CMS proposes to restrict Medicare coverage of a high-profile new Alzheimer’s drug

Medicare plans to pay for use of a new drug to treat Alzheimer’s disease only in limited scenarios, CMS announced Jan. 11 in a highly anticipated preliminary coverage determination.

Biogen’s drug Aduhelm would be covered only for patients enrolled in approved clinical trials that are conducted in hospital outpatient settings. Coverage also would encompass related services such as PET scans.

Aduhelm, a monoclonal antibody treatment, gained attention in 2021 for both its price and the seemingly fast-tracked nature of its approval by the FDA. An outside advisory panel had not recommended approval, saying the drug’s clinical benefits were unproven. The approval process is under investigation by Congress and the HHS Office of Inspector General.

The $56,000 initial price tag affected Medicare premiums, which rose by $22 for 2022. CMS said about half the increase was tied to the prospective cost of covering Aduhelm. In response to Biogen’s decision in December to cut the price, HHS Secretary Xavier Becerra said the premium increase would be reassessed.

Stakeholders can provide feedback on the proposed coverage policy during a 90-day comment period.

Hospitals, physicians file lawsuit over the arbitration process in new surprise billing regulations

In December, leading hospital and physician associations went to court to try to stop an aspect of the surprise billing regulations that appears to favor insurers over providers.

The American Hospital Association and American Medical Association were among the parties that filed a lawsuit in Washington, D.C., federal court regarding the forthcoming independent dispute resolution (IDR) process.

The suit contends that the criteria to be considered in the IDR process do not match statutory intent. The plaintiffs hope the court will issue an injunction to stop that specific component of the regulations, which began in January.

For providers, the primary concern with the IDR process is that it places too much emphasis on the qualifying payment amount (QPA) as the benchmark for determining out-of-network payments. The QPA generally is defined as the insurer’s median contracted rate for a given service in a given market.

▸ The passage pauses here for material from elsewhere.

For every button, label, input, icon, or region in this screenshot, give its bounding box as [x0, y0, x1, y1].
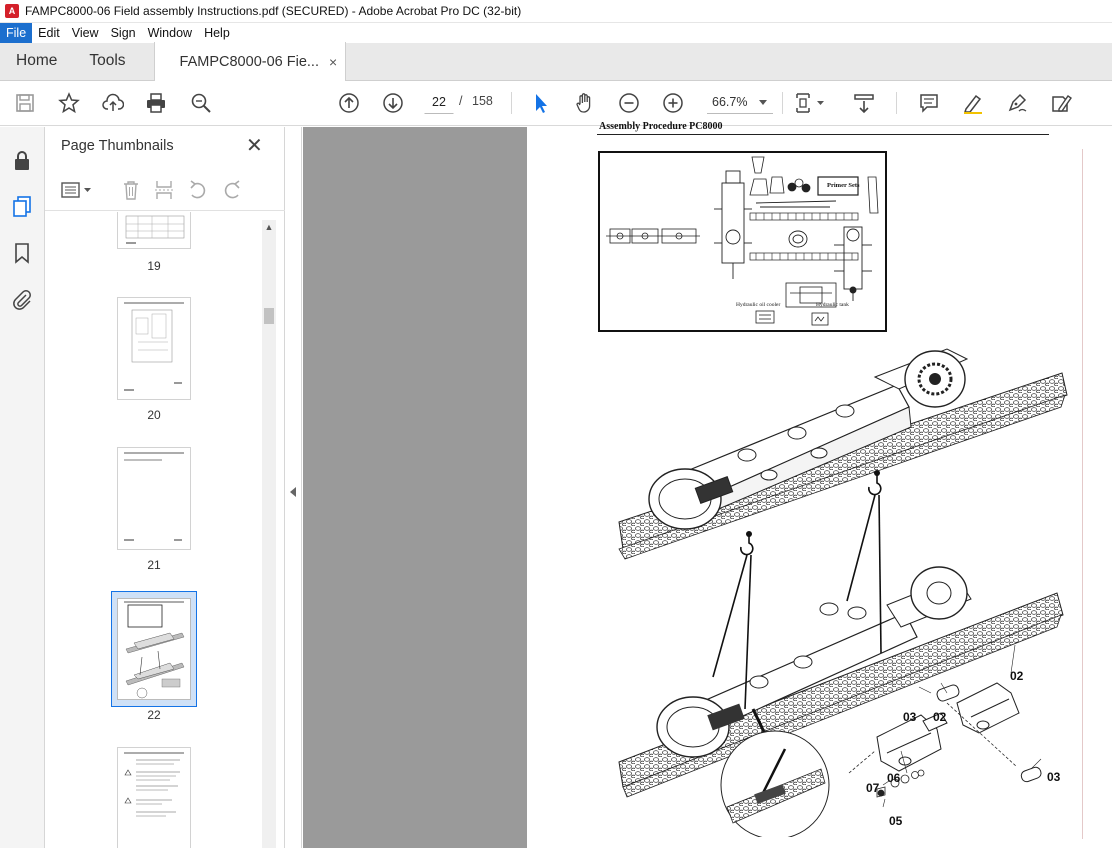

The plaintiffs in the lawsuit wrote that Congress “did not simply select the QPA as the appropriate ‘out-of-network’ rate to be paid by insurers.” Rather, they asserted, Congress intended for arbitrators to give equal weight to several other factors.

Study finds glaring issue with federal price transparency requirements

The federal price transparency regulations that took effect in 2021 aren’t necessarily conducive to providing actionable information for consumers, according to a study published Dec. 13 in JAMA Network Open.

The issue is that healthcare entities aside from hospitals may contribute substantially to the cost of care episodes, the researchers posited.

Examining more than 4.5 million commercial claims for 70 hospital-based shoppable services in 2018, the researchers reported: “When entities that billed for care independently from the hospital were involved in care delivery, their aggregate reimbursement both in dollars and as a percentage of the hospital portion of costs was often nontrivial.”

New surprise billing regulations may mitigate the issue by ensuring that patients don’t face out-of-network cost sharing for services received at in-network facilities. But that protection won’t help them know the full cost of those services upfront.

Attaining such a level of transparency likely requires the involvement of health plans, the researchers wrote.

New data quantify the COVID-19 pandemic’s impact on the nurse workforce

A study that examined nurse employment between February 2020 and June 2021 found a 2.2% decrease in hospital nursing jobs.

The reduction was 0.7% in physician offices, while nurse employment at outpatient centers increased by 2.6%, researchers reported in the January issue of Health Affairs.

After increasing by close to 25% between 2011 and 2020, employment of registered nurses across healthcare decreased by 1% during a five-quarter period ending in June 2021.

Even as demand for healthcare services rose and wages increased over the course of the pandemic, employment levels of nurses remained lower than usual.

“This suggests a tightening labor market in which employers could not hire as many nurses as they wanted,” the researchers wrote.